The letter, from UsForThem Scotland organiser Jo Bisset, states: “We cannot afford for children to have their exams disrupted again, and parents want certainty on this matter now.

“It is completely unfair to leave children, who’ve already endured so much, hanging in this way.

“UsForThem Scotland would like to see an unequivocal statement from the Scottish Government that the 2021 exams will go ahead as normal, so that pupils can start preparing now for such a crucial juncture in their life.

“Anything less than that will risk causing even more damage to the future of a generation of pupils.”

If Nationals are axed, it would see around 80,000 pupils awarded their certificates on the basis of coursework only.

Mr Swinney is expected to make the announcement before schools break up for the October break.

When this year’s results were announced, it emerged that 124,000 grades had been lowered by an algorithm. The ‘moderation’ process affected around 75,000 youngsters. Mr Swinney swiftly abandoned the process and said grades would be based on teachers’ recommendations. Two reports are due to be published by the end of the month into the fiasco.

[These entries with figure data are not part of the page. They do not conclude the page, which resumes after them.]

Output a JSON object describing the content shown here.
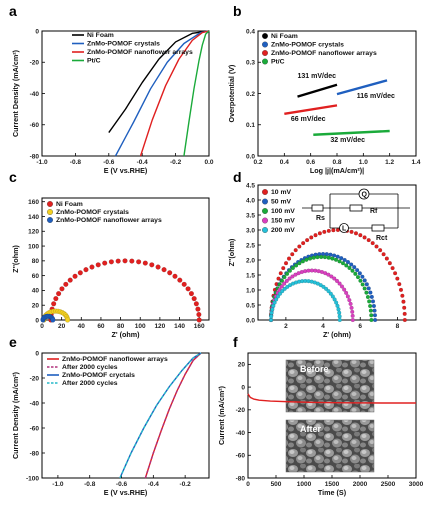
{
  "panel_labels": [
    "a",
    "b",
    "c",
    "d",
    "e",
    "f"
  ],
  "chart_data": [
    {
      "id": "a",
      "type": "line",
      "xlabel": "E (V vs.RHE)",
      "ylabel": "Current Density (mA/cm²)",
      "xlim": [
        -1.0,
        0.0
      ],
      "ylim": [
        -80,
        0
      ],
      "xticks": [
        "-1.0",
        "-0.8",
        "-0.6",
        "-0.4",
        "-0.2",
        "0.0"
      ],
      "yticks": [
        "-80",
        "-60",
        "-40",
        "-20",
        "0"
      ],
      "legend_position": "top-left",
      "series": [
        {
          "name": "Ni Foam",
          "color": "#000000",
          "x": [
            -0.6,
            -0.5,
            -0.4,
            -0.3,
            -0.2,
            -0.1,
            0.0
          ],
          "y": [
            -65,
            -50,
            -33,
            -18,
            -7,
            -1.5,
            0
          ]
        },
        {
          "name": "ZnMo-POMOF crystals",
          "color": "#1f5fbf",
          "x": [
            -0.56,
            -0.45,
            -0.35,
            -0.25,
            -0.15,
            -0.05,
            0.0
          ],
          "y": [
            -80,
            -58,
            -37,
            -20,
            -8,
            -1,
            0
          ]
        },
        {
          "name": "ZnMo-POMOF nanoflower arrays",
          "color": "#e02020",
          "x": [
            -0.41,
            -0.34,
            -0.26,
            -0.18,
            -0.1,
            -0.04,
            0.0
          ],
          "y": [
            -80,
            -57,
            -35,
            -18,
            -6,
            -1,
            0
          ]
        },
        {
          "name": "Pt/C",
          "color": "#1aaa3a",
          "x": [
            -0.15,
            -0.12,
            -0.09,
            -0.06,
            -0.04,
            -0.02,
            0.0
          ],
          "y": [
            -80,
            -58,
            -37,
            -19,
            -9,
            -2,
            0
          ]
        }
      ]
    },
    {
      "id": "b",
      "type": "line",
      "xlabel": "Log |j|(mA/cm²)|",
      "ylabel": "Overpotential (V)",
      "xlim": [
        0.2,
        1.4
      ],
      "ylim": [
        0,
        0.4
      ],
      "xticks": [
        "0.2",
        "0.4",
        "0.6",
        "0.8",
        "1.0",
        "1.2",
        "1.4"
      ],
      "yticks": [
        "0.0",
        "0.1",
        "0.2",
        "0.3",
        "0.4"
      ],
      "legend_position": "top-left",
      "series": [
        {
          "name": "Ni Foam",
          "color": "#000000",
          "x": [
            0.5,
            0.8
          ],
          "y": [
            0.19,
            0.228
          ]
        },
        {
          "name": "ZnMo-POMOF crystals",
          "color": "#1f5fbf",
          "x": [
            0.8,
            1.18
          ],
          "y": [
            0.198,
            0.242
          ]
        },
        {
          "name": "ZnMo-POMOF nanoflower arrays",
          "color": "#e02020",
          "x": [
            0.4,
            0.8
          ],
          "y": [
            0.135,
            0.162
          ]
        },
        {
          "name": "Pt/C",
          "color": "#1aaa3a",
          "x": [
            0.62,
            1.2
          ],
          "y": [
            0.068,
            0.08
          ]
        }
      ],
      "annotations": [
        {
          "text": "131 mV/dec",
          "x": 0.5,
          "y": 0.25
        },
        {
          "text": "116 mV/dec",
          "x": 0.95,
          "y": 0.185
        },
        {
          "text": "66 mV/dec",
          "x": 0.45,
          "y": 0.112
        },
        {
          "text": "32 mV/dec",
          "x": 0.75,
          "y": 0.045
        }
      ]
    },
    {
      "id": "c",
      "type": "scatter",
      "xlabel": "Z' (ohm)",
      "ylabel": "Z''(ohm)",
      "xlim": [
        0,
        170
      ],
      "ylim": [
        0,
        165
      ],
      "xticks": [
        "0",
        "20",
        "40",
        "60",
        "80",
        "100",
        "120",
        "140",
        "160"
      ],
      "yticks": [
        "0",
        "20",
        "40",
        "60",
        "80",
        "100",
        "120",
        "140",
        "160"
      ],
      "legend_position": "top-left",
      "series": [
        {
          "name": "Ni Foam",
          "color": "#e02020",
          "shape": "arc",
          "center": 87,
          "radius": 78,
          "x_start": 9,
          "x_end": 160,
          "peak": 80,
          "n": 34
        },
        {
          "name": "ZnMo-POMOF crystals",
          "color": "#f3d020",
          "shape": "arc",
          "center": 14,
          "radius": 12,
          "x_start": 2,
          "x_end": 26,
          "peak": 12,
          "n": 16
        },
        {
          "name": "ZnMo-POMOF nanoflower arrays",
          "color": "#1f5fbf",
          "shape": "arc",
          "center": 6,
          "radius": 5,
          "x_start": 1,
          "x_end": 11,
          "peak": 5,
          "n": 12
        }
      ]
    },
    {
      "id": "d",
      "type": "scatter",
      "xlabel": "Z' (ohm)",
      "ylabel": "Z''(ohm)",
      "xlim": [
        0.5,
        9
      ],
      "ylim": [
        0,
        4.5
      ],
      "xticks": [
        "2",
        "4",
        "6",
        "8"
      ],
      "yticks": [
        "0.0",
        "0.5",
        "1.0",
        "1.5",
        "2.0",
        "2.5",
        "3.0",
        "3.5",
        "4.0",
        "4.5"
      ],
      "legend_position": "top-left",
      "series": [
        {
          "name": "10 mV",
          "color": "#e02020",
          "shape": "arc",
          "x_start": 1.2,
          "x_end": 8.4,
          "peak": 3.0,
          "n": 46
        },
        {
          "name": "50 mV",
          "color": "#1f5fbf",
          "shape": "arc",
          "x_start": 1.2,
          "x_end": 6.8,
          "peak": 2.2,
          "n": 44
        },
        {
          "name": "100 mV",
          "color": "#1aaa3a",
          "shape": "arc",
          "x_start": 1.2,
          "x_end": 6.6,
          "peak": 2.1,
          "n": 42
        },
        {
          "name": "150 mV",
          "color": "#d93fbf",
          "shape": "arc",
          "x_start": 1.2,
          "x_end": 5.6,
          "peak": 1.65,
          "n": 38
        },
        {
          "name": "200 mV",
          "color": "#25c0d8",
          "shape": "arc",
          "x_start": 1.2,
          "x_end": 4.9,
          "peak": 1.3,
          "n": 34
        }
      ],
      "circuit_labels": [
        "Q",
        "Rs",
        "Rf",
        "L",
        "Rct"
      ]
    },
    {
      "id": "e",
      "type": "line",
      "xlabel": "E (V vs.RHE)",
      "ylabel": "Current Density (mA/cm²)",
      "xlim": [
        -1.1,
        -0.05
      ],
      "ylim": [
        -100,
        0
      ],
      "xticks": [
        "-1.0",
        "-0.8",
        "-0.6",
        "-0.4",
        "-0.2"
      ],
      "yticks": [
        "-100",
        "-80",
        "-60",
        "-40",
        "-20",
        "0"
      ],
      "legend_position": "top-left",
      "series": [
        {
          "name": "ZnMo-POMOF nanoflower arrays",
          "color": "#e02020",
          "dash": false,
          "x": [
            -0.45,
            -0.4,
            -0.35,
            -0.3,
            -0.25,
            -0.2,
            -0.15,
            -0.1
          ],
          "y": [
            -100,
            -80,
            -62,
            -45,
            -30,
            -17,
            -6,
            0
          ]
        },
        {
          "name": "After 2000 cycles",
          "color": "#b0307a",
          "dash": true,
          "x": [
            -0.45,
            -0.4,
            -0.35,
            -0.3,
            -0.25,
            -0.2,
            -0.15,
            -0.1
          ],
          "y": [
            -100,
            -80,
            -62,
            -45,
            -30,
            -17,
            -6,
            0
          ]
        },
        {
          "name": "ZnMo-POMOF cryctals",
          "color": "#1f5fbf",
          "dash": false,
          "x": [
            -0.61,
            -0.54,
            -0.46,
            -0.38,
            -0.3,
            -0.22,
            -0.15,
            -0.1
          ],
          "y": [
            -100,
            -80,
            -60,
            -42,
            -27,
            -14,
            -4,
            0
          ]
        },
        {
          "name": "After 2000 cycles",
          "color": "#25b8c8",
          "dash": true,
          "x": [
            -0.61,
            -0.54,
            -0.46,
            -0.38,
            -0.3,
            -0.22,
            -0.15,
            -0.1
          ],
          "y": [
            -100,
            -80,
            -60,
            -42,
            -27,
            -14,
            -4,
            0
          ]
        }
      ]
    },
    {
      "id": "f",
      "type": "line",
      "xlabel": "Time (S)",
      "ylabel": "Current (mA/cm²)",
      "xlim": [
        0,
        3000
      ],
      "ylim": [
        -80,
        30
      ],
      "xticks": [
        "0",
        "500",
        "1000",
        "1500",
        "2000",
        "2500",
        "3000"
      ],
      "yticks": [
        "-80",
        "-60",
        "-40",
        "-20",
        "0",
        "20"
      ],
      "series": [
        {
          "name": "",
          "color": "#e02020",
          "x": [
            0,
            40,
            100,
            200,
            400,
            800,
            1200,
            1800,
            2400,
            3000
          ],
          "y": [
            -6,
            -9,
            -10.5,
            -11.5,
            -12.3,
            -13,
            -13.5,
            -13.8,
            -14,
            -14
          ]
        }
      ],
      "insets": [
        "Before",
        "After"
      ]
    }
  ]
}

Tory Education spokesman Jamie Greene said going ahead with exams must be “plan A”, adding: “The SNP should make every effort to save National 5 and Higher exams. All other options should be exhausted before exams are scrapped.”

But Green education spokesman Ross Greer, MSP, pointed to the huge “logistical challenge” presented by attempting to run exams, given all pupils must sit the exam at the same time but a maximum of only 50 pupils can be in any exam hall.

He added; “This doesn’t even take into account the impact of any future local or national lockdowns, the huge workload that preparing for both exams and an alternative contingency would place on teachers or the reality that a month’s learning and teaching time in June has already been lost.

“The only reliable solution is to cancel the 2021 exams now.”